NextcloudPi Internet Access


I am totally new to all of this, and couldn’t find much on the topic. Sorry if this has been answered and I just didn’t find the relevant info.

I have been using NCP for a year now and have never given it access to the internet through my FritzBox. Since I have no idea of server hardening, etc. It seemed easiest to just restrict all outgoing traffic past the Fritzbox and only have access from within the local network.
If I need access to anything on-the-go, I figured I could just VPN into my network and access everything from there. Since I mainly use NCP to sync files between multiple devices at the moment, I haven’t had the need to do that yet, though.
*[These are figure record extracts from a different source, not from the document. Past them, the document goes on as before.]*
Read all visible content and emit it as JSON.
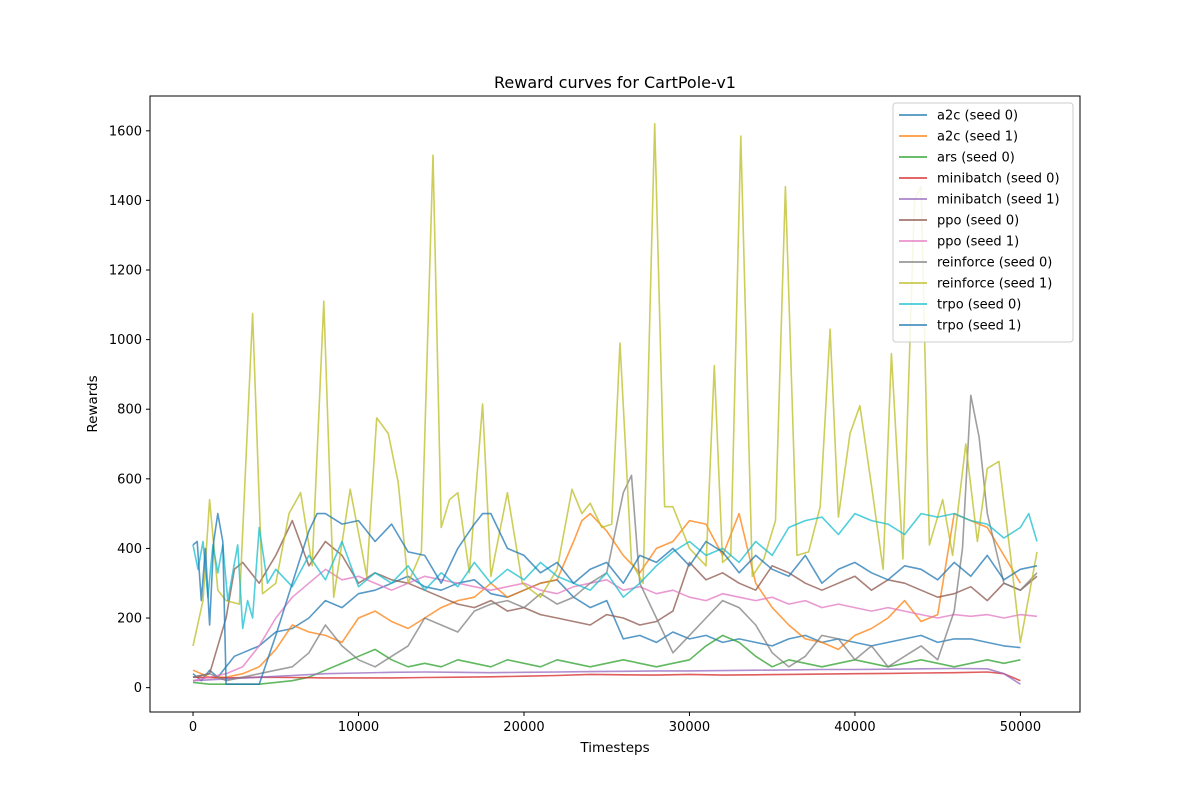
{
  "chart_data": {
    "type": "line",
    "title": "Reward curves for CartPole-v1",
    "xlabel": "Timesteps",
    "ylabel": "Rewards",
    "xlim": [
      -2600,
      53600
    ],
    "ylim": [
      -70,
      1700
    ],
    "xticks": [
      0,
      10000,
      20000,
      30000,
      40000,
      50000
    ],
    "yticks": [
      0,
      200,
      400,
      600,
      800,
      1000,
      1200,
      1400,
      1600
    ],
    "grid": false,
    "legend_position": "top-right",
    "series": [
      {
        "name": "a2c (seed 0)",
        "color": "#1f77b4",
        "x": [
          0,
          500,
          1000,
          1500,
          2000,
          2500,
          3000,
          4000,
          5000,
          6000,
          7000,
          8000,
          9000,
          10000,
          11000,
          12000,
          13000,
          14000,
          15000,
          16000,
          17000,
          18000,
          19000,
          20000,
          21000,
          22000,
          23000,
          24000,
          25000,
          26000,
          27000,
          28000,
          29000,
          30000,
          31000,
          32000,
          33000,
          34000,
          35000,
          36000,
          37000,
          38000,
          39000,
          40000,
          41000,
          42000,
          43000,
          44000,
          45000,
          46000,
          47000,
          48000,
          49000,
          50000
        ],
        "y": [
          40,
          20,
          50,
          30,
          60,
          90,
          100,
          120,
          160,
          170,
          200,
          250,
          230,
          270,
          280,
          300,
          320,
          290,
          280,
          300,
          310,
          270,
          260,
          280,
          300,
          310,
          260,
          230,
          250,
          140,
          150,
          130,
          160,
          140,
          150,
          130,
          140,
          130,
          120,
          140,
          150,
          130,
          140,
          130,
          120,
          130,
          140,
          150,
          130,
          140,
          140,
          130,
          120,
          115
        ]
      },
      {
        "name": "a2c (seed 1)",
        "color": "#ff7f0e",
        "x": [
          0,
          1000,
          2000,
          3000,
          4000,
          5000,
          6000,
          7000,
          8000,
          9000,
          10000,
          11000,
          12000,
          13000,
          14000,
          15000,
          16000,
          17000,
          18000,
          19000,
          20000,
          21000,
          22000,
          23000,
          23500,
          24000,
          25000,
          26000,
          27000,
          28000,
          29000,
          30000,
          31000,
          32000,
          33000,
          34000,
          35000,
          36000,
          37000,
          38000,
          39000,
          40000,
          41000,
          42000,
          43000,
          44000,
          45000,
          46000,
          47000,
          48000,
          49000,
          50000
        ],
        "y": [
          50,
          30,
          30,
          40,
          60,
          110,
          180,
          160,
          150,
          130,
          200,
          220,
          190,
          170,
          200,
          230,
          250,
          260,
          300,
          260,
          280,
          300,
          310,
          420,
          480,
          500,
          450,
          380,
          330,
          400,
          420,
          480,
          470,
          380,
          500,
          300,
          230,
          180,
          140,
          130,
          110,
          150,
          170,
          200,
          250,
          190,
          210,
          500,
          480,
          460,
          380,
          300
        ]
      },
      {
        "name": "ars (seed 0)",
        "color": "#2ca02c",
        "x": [
          0,
          1000,
          2000,
          3000,
          4000,
          5000,
          6000,
          7000,
          8000,
          9000,
          10000,
          11000,
          12000,
          13000,
          14000,
          15000,
          16000,
          17000,
          18000,
          19000,
          20000,
          21000,
          22000,
          23000,
          24000,
          25000,
          26000,
          27000,
          28000,
          29000,
          30000,
          31000,
          32000,
          33000,
          34000,
          35000,
          36000,
          37000,
          38000,
          39000,
          40000,
          41000,
          42000,
          43000,
          44000,
          45000,
          46000,
          47000,
          48000,
          49000,
          50000
        ],
        "y": [
          15,
          10,
          10,
          10,
          10,
          15,
          20,
          30,
          50,
          70,
          90,
          110,
          80,
          60,
          70,
          60,
          80,
          70,
          60,
          80,
          70,
          60,
          80,
          70,
          60,
          70,
          80,
          70,
          60,
          70,
          80,
          120,
          150,
          130,
          90,
          60,
          80,
          70,
          60,
          70,
          80,
          70,
          60,
          70,
          80,
          70,
          60,
          70,
          80,
          70,
          80
        ]
      },
      {
        "name": "minibatch (seed 0)",
        "color": "#d62728",
        "x": [
          0,
          2000,
          4000,
          6000,
          8000,
          10000,
          12000,
          14000,
          16000,
          18000,
          20000,
          22000,
          24000,
          26000,
          28000,
          30000,
          32000,
          34000,
          36000,
          38000,
          40000,
          42000,
          44000,
          46000,
          48000,
          49000,
          50000
        ],
        "y": [
          30,
          28,
          30,
          29,
          28,
          28,
          28,
          29,
          30,
          31,
          33,
          35,
          38,
          37,
          36,
          38,
          36,
          37,
          38,
          39,
          40,
          41,
          42,
          43,
          45,
          40,
          20
        ]
      },
      {
        "name": "minibatch (seed 1)",
        "color": "#9467bd",
        "x": [
          0,
          2000,
          4000,
          6000,
          8000,
          10000,
          12000,
          14000,
          16000,
          18000,
          20000,
          22000,
          24000,
          26000,
          28000,
          30000,
          32000,
          34000,
          36000,
          38000,
          40000,
          42000,
          44000,
          46000,
          48000,
          49000,
          50000
        ],
        "y": [
          20,
          25,
          30,
          35,
          40,
          42,
          44,
          45,
          44,
          43,
          44,
          45,
          46,
          47,
          48,
          48,
          49,
          50,
          51,
          52,
          52,
          53,
          54,
          55,
          54,
          40,
          10
        ]
      },
      {
        "name": "ppo (seed 0)",
        "color": "#8c564b",
        "x": [
          0,
          1000,
          2000,
          2500,
          3000,
          4000,
          5000,
          6000,
          7000,
          8000,
          9000,
          10000,
          11000,
          12000,
          13000,
          14000,
          15000,
          16000,
          17000,
          18000,
          19000,
          20000,
          21000,
          22000,
          23000,
          24000,
          25000,
          26000,
          27000,
          28000,
          29000,
          30000,
          31000,
          32000,
          33000,
          34000,
          35000,
          36000,
          37000,
          38000,
          39000,
          40000,
          41000,
          42000,
          43000,
          44000,
          45000,
          46000,
          47000,
          48000,
          49000,
          50000,
          51000
        ],
        "y": [
          30,
          40,
          200,
          340,
          360,
          300,
          380,
          480,
          350,
          420,
          380,
          300,
          330,
          310,
          300,
          280,
          260,
          240,
          230,
          250,
          220,
          230,
          210,
          200,
          190,
          180,
          210,
          200,
          180,
          190,
          220,
          360,
          310,
          330,
          300,
          280,
          350,
          330,
          300,
          280,
          300,
          320,
          280,
          310,
          300,
          280,
          260,
          270,
          290,
          250,
          300,
          280,
          320
        ]
      },
      {
        "name": "ppo (seed 1)",
        "color": "#e377c2",
        "x": [
          0,
          1000,
          2000,
          3000,
          4000,
          5000,
          6000,
          7000,
          8000,
          9000,
          10000,
          11000,
          12000,
          13000,
          14000,
          15000,
          16000,
          17000,
          18000,
          19000,
          20000,
          21000,
          22000,
          23000,
          24000,
          25000,
          26000,
          27000,
          28000,
          29000,
          30000,
          31000,
          32000,
          33000,
          34000,
          35000,
          36000,
          37000,
          38000,
          39000,
          40000,
          41000,
          42000,
          43000,
          44000,
          45000,
          46000,
          47000,
          48000,
          49000,
          50000,
          51000
        ],
        "y": [
          20,
          30,
          40,
          60,
          120,
          200,
          260,
          300,
          340,
          310,
          320,
          300,
          280,
          300,
          320,
          310,
          300,
          290,
          280,
          290,
          300,
          280,
          270,
          290,
          300,
          310,
          280,
          290,
          270,
          280,
          260,
          250,
          270,
          260,
          250,
          260,
          240,
          250,
          230,
          240,
          230,
          220,
          230,
          220,
          210,
          200,
          210,
          205,
          210,
          200,
          210,
          205
        ]
      },
      {
        "name": "reinforce (seed 0)",
        "color": "#7f7f7f",
        "x": [
          0,
          1000,
          2000,
          3000,
          4000,
          5000,
          6000,
          7000,
          8000,
          9000,
          10000,
          11000,
          12000,
          13000,
          14000,
          15000,
          16000,
          17000,
          18000,
          19000,
          20000,
          21000,
          22000,
          23000,
          24000,
          25000,
          26000,
          26500,
          27000,
          28000,
          29000,
          30000,
          31000,
          32000,
          33000,
          34000,
          35000,
          36000,
          37000,
          38000,
          39000,
          40000,
          41000,
          42000,
          43000,
          44000,
          45000,
          46000,
          46500,
          47000,
          47500,
          48000,
          49000,
          50000,
          51000
        ],
        "y": [
          30,
          40,
          20,
          30,
          40,
          50,
          60,
          100,
          180,
          120,
          80,
          60,
          90,
          120,
          200,
          180,
          160,
          220,
          240,
          250,
          230,
          270,
          240,
          260,
          300,
          330,
          560,
          610,
          300,
          200,
          100,
          150,
          200,
          250,
          230,
          180,
          100,
          60,
          90,
          150,
          140,
          80,
          120,
          60,
          90,
          120,
          80,
          220,
          400,
          840,
          720,
          500,
          300,
          280,
          330
        ]
      },
      {
        "name": "reinforce (seed 1)",
        "color": "#bcbd22",
        "x": [
          0,
          600,
          1000,
          1500,
          2000,
          2800,
          3600,
          4200,
          5000,
          5800,
          6500,
          7200,
          7900,
          8500,
          9500,
          10500,
          11100,
          11800,
          12400,
          13000,
          13800,
          14500,
          15000,
          15500,
          16000,
          16700,
          17500,
          18000,
          19000,
          19900,
          21000,
          22000,
          22900,
          23500,
          24000,
          24700,
          25300,
          25800,
          26500,
          27200,
          27900,
          28500,
          29000,
          30000,
          31000,
          31500,
          32000,
          32500,
          33100,
          33800,
          34500,
          35200,
          35800,
          36500,
          37200,
          37900,
          38500,
          39000,
          39700,
          40300,
          41000,
          41700,
          42200,
          42900,
          43600,
          44000,
          44500,
          45300,
          45900,
          46700,
          47400,
          48000,
          48700,
          49400,
          50000,
          51000
        ],
        "y": [
          120,
          250,
          540,
          280,
          250,
          240,
          1075,
          270,
          300,
          500,
          560,
          350,
          1110,
          260,
          570,
          320,
          775,
          730,
          590,
          300,
          390,
          1530,
          460,
          540,
          560,
          330,
          815,
          320,
          560,
          300,
          260,
          340,
          570,
          500,
          530,
          460,
          470,
          990,
          360,
          300,
          1620,
          520,
          520,
          400,
          350,
          925,
          360,
          380,
          1585,
          320,
          370,
          480,
          1440,
          380,
          390,
          520,
          1030,
          490,
          730,
          810,
          580,
          340,
          960,
          370,
          1400,
          1440,
          410,
          540,
          380,
          700,
          420,
          630,
          650,
          380,
          130,
          390
        ]
      },
      {
        "name": "trpo (seed 0)",
        "color": "#17becf",
        "x": [
          0,
          300,
          600,
          900,
          1200,
          1500,
          1800,
          2100,
          2400,
          2700,
          3000,
          3300,
          3600,
          4000,
          4500,
          5000,
          6000,
          7000,
          8000,
          9000,
          10000,
          11000,
          12000,
          13000,
          14000,
          15000,
          16000,
          17000,
          18000,
          19000,
          20000,
          21000,
          22000,
          23000,
          24000,
          25000,
          26000,
          27000,
          28000,
          29000,
          30000,
          31000,
          32000,
          33000,
          34000,
          35000,
          36000,
          37000,
          38000,
          39000,
          40000,
          41000,
          42000,
          43000,
          44000,
          45000,
          46000,
          47000,
          48000,
          49000,
          50000,
          50500,
          51000
        ],
        "y": [
          410,
          340,
          420,
          260,
          410,
          330,
          410,
          250,
          330,
          410,
          170,
          250,
          200,
          460,
          300,
          340,
          290,
          380,
          310,
          420,
          290,
          330,
          300,
          350,
          280,
          330,
          290,
          360,
          300,
          340,
          310,
          360,
          320,
          300,
          280,
          330,
          260,
          300,
          350,
          390,
          420,
          380,
          400,
          360,
          420,
          380,
          460,
          480,
          490,
          440,
          500,
          480,
          470,
          440,
          500,
          490,
          500,
          480,
          470,
          430,
          460,
          500,
          420
        ]
      },
      {
        "name": "trpo (seed 1)",
        "color": "#1f77b4",
        "x": [
          0,
          250,
          500,
          750,
          1000,
          1250,
          1500,
          1800,
          2000,
          2500,
          3000,
          4000,
          5000,
          6000,
          7000,
          7500,
          8000,
          9000,
          10000,
          11000,
          12000,
          13000,
          14000,
          15000,
          16000,
          17000,
          17500,
          18000,
          19000,
          20000,
          21000,
          22000,
          23000,
          24000,
          25000,
          26000,
          27000,
          28000,
          29000,
          30000,
          31000,
          32000,
          33000,
          34000,
          35000,
          36000,
          37000,
          38000,
          39000,
          40000,
          41000,
          42000,
          43000,
          44000,
          45000,
          46000,
          47000,
          48000,
          49000,
          50000,
          51000
        ],
        "y": [
          410,
          420,
          250,
          400,
          180,
          420,
          500,
          420,
          10,
          10,
          10,
          10,
          150,
          300,
          450,
          500,
          500,
          470,
          480,
          420,
          470,
          390,
          380,
          300,
          400,
          470,
          500,
          500,
          400,
          380,
          330,
          360,
          300,
          340,
          360,
          300,
          380,
          360,
          400,
          350,
          420,
          390,
          330,
          380,
          340,
          320,
          380,
          300,
          340,
          360,
          330,
          310,
          350,
          340,
          310,
          360,
          320,
          380,
          310,
          340,
          350
        ]
      }
    ]
  }
}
What I have noticed, though, is that when i restrict the outgoing traffic for my NCP, obviously there are no updates, some apps dont work, etc. This hasn’t really been an issue until now, but while synchronising my contacts (from my phone) HTTP 415 Error keeps occuring and it doesn’t finish.
Doing some research, I found out, an update might help. Which brings me to the issue.

Is there a way to give NCP access to the internet for updates, etc. while not generating any security issues? Without needing access externally, meaning no need for certificates, a domain, etc.

Would there even be security issues if i don’t have a Domain that points to the ncp IP? Since - to access the NCP you would have to bypass the Fritzbox security first?

Hope my question is understandable enough… And not massively stupid :smiley:
Clearly I have loads of research and learning to do.

Thanks for taking the time and reading this!

If you can restrict traffic in the firewall to certain hosts, you could only allow traffic from certain domains (,, …). You could allow your NCP to get access outside stuff (like any computer on your network) but don’t open fixed ports for incoming connections. Or you just allow outgoing traffic during upgrades.

In general, you should update the software on a more or less regular basis. There are bugs repaired and for new major versions, there are new features.

Thanks for the quick answer! I can set filters in my Fritzbox, would you have any idea where I could find out which domains would need to be whitelisted for that? That sounds like the best practice without the necessary expertise to harden the server itself.

Will check it out, thanks again!
Guess I will need to

Unfortunately, there is no complete list of domains that are used. For the apps, you don’t know where they are hosted (many on github though).

Alright, thanks! I should be able to figure it out from here!